When retired Air Force pilot Mike Ross learned this month that the Navy aviator who shot him down is on a nomination list for the rank of admiral, he had a visceral reaction.

“I almost got sick,” said Col. Ross, 56. “He ruined by life.”

All the horror and pain came rushing back when he read The Washington Times story about NavyCapt. Timothy W. Dorsey’s pending promotion to flag rank. The Pentagon sent his nomination to the Senate Armed Services Committee this month.

This tale of two officers began nearly 25 years ago. Col. Ross, an Air Force captain at the time, was flying his RF-4C reconnaissance jet over the Mediterranean Sea in a NATO non-fire exercise.

He refueled with an Air National Guard aerial tanker and saw Lt. (j.g.) Dorsey’s F-14 Tomcat monitoring him.

“Nothing like cheating,” Capt. Ross recalled thinking after getting back to his squadron at Aviano Air Base, Italy. “This is supposed to be an exercise. You’re supposed to come find me - not sit on my tanker and then chase me for 15 minutes and then shoot me down.”

Back-breaking whiplash

As Capt. Ross approached the aircraft carrier USS Saratoga, Lt. Dorsey literally obeyed a radio command to fire, even though the exercise was planned to be purely simulated. He launched a Sidewinder missile, blowing the RF-4C out of the sky.
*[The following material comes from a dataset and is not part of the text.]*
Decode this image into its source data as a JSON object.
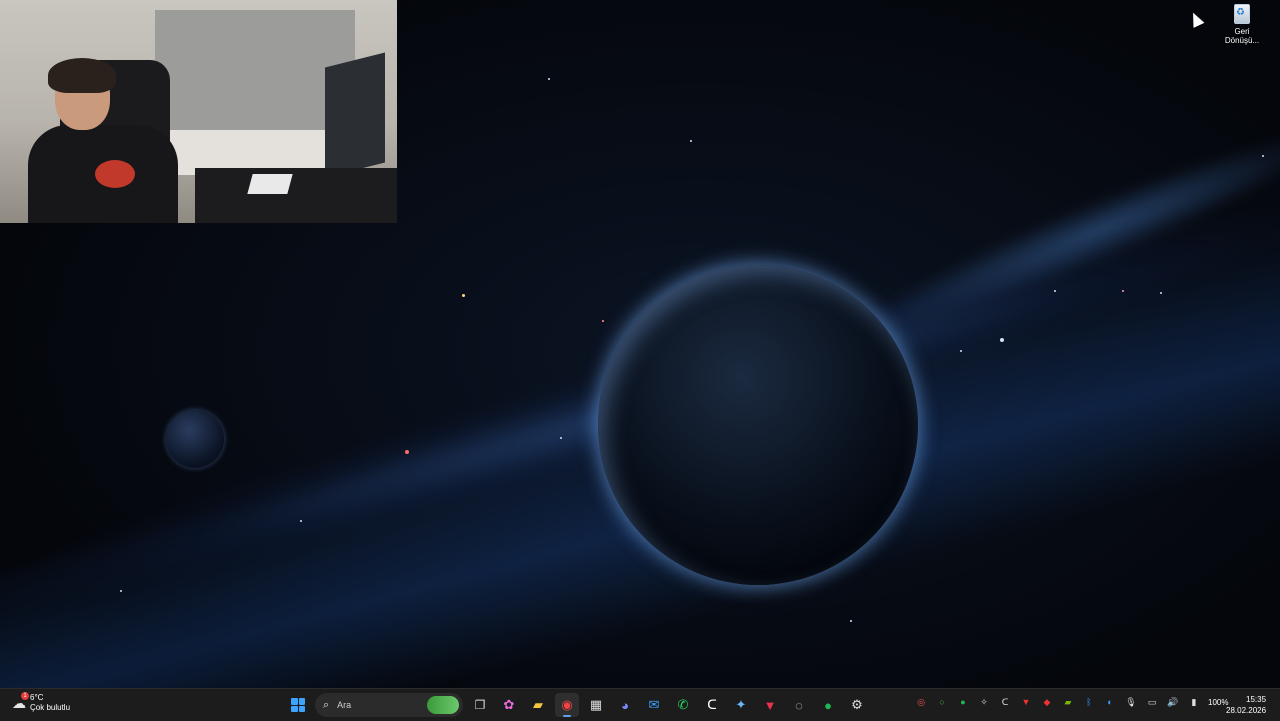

A Navy investigation found that Lt. Dorsey knew the RF-4C was friendly, saying his decision to fire was “deliberate” and “illogical.” The Navy banned him from flying, a punishment that at the time would seem to have ended the career of the Navy admiral’s son.

Capt. Ross and his back-seat weapons officer ejected just before the fireball would have killed them.

First the canopy flew off, subjecting Capt. Ross to a strong gravitational force that pushed up his body and exposed his head to a 500-knot wind. The rocket-powered ejection seat slammed beneath him, thrusting him from the cockpit.

The subsequent whiplash took a slow, excruciating toll.

Over the years, his spine degenerated, requiring painkillers and multiple surgeries. The ejection also dislocated his shoulders, broke his left hand and his left knee, and damaged an ankle.

Capt. Ross, who had no history of back problems until the shoot-down, continued his Air Force flying career.

But his degenerating spine worsened. He had his first major back surgery in 1992. Six more would follow as surgeons installed screws, plates and rods to keep a cracked and fragile spine functional.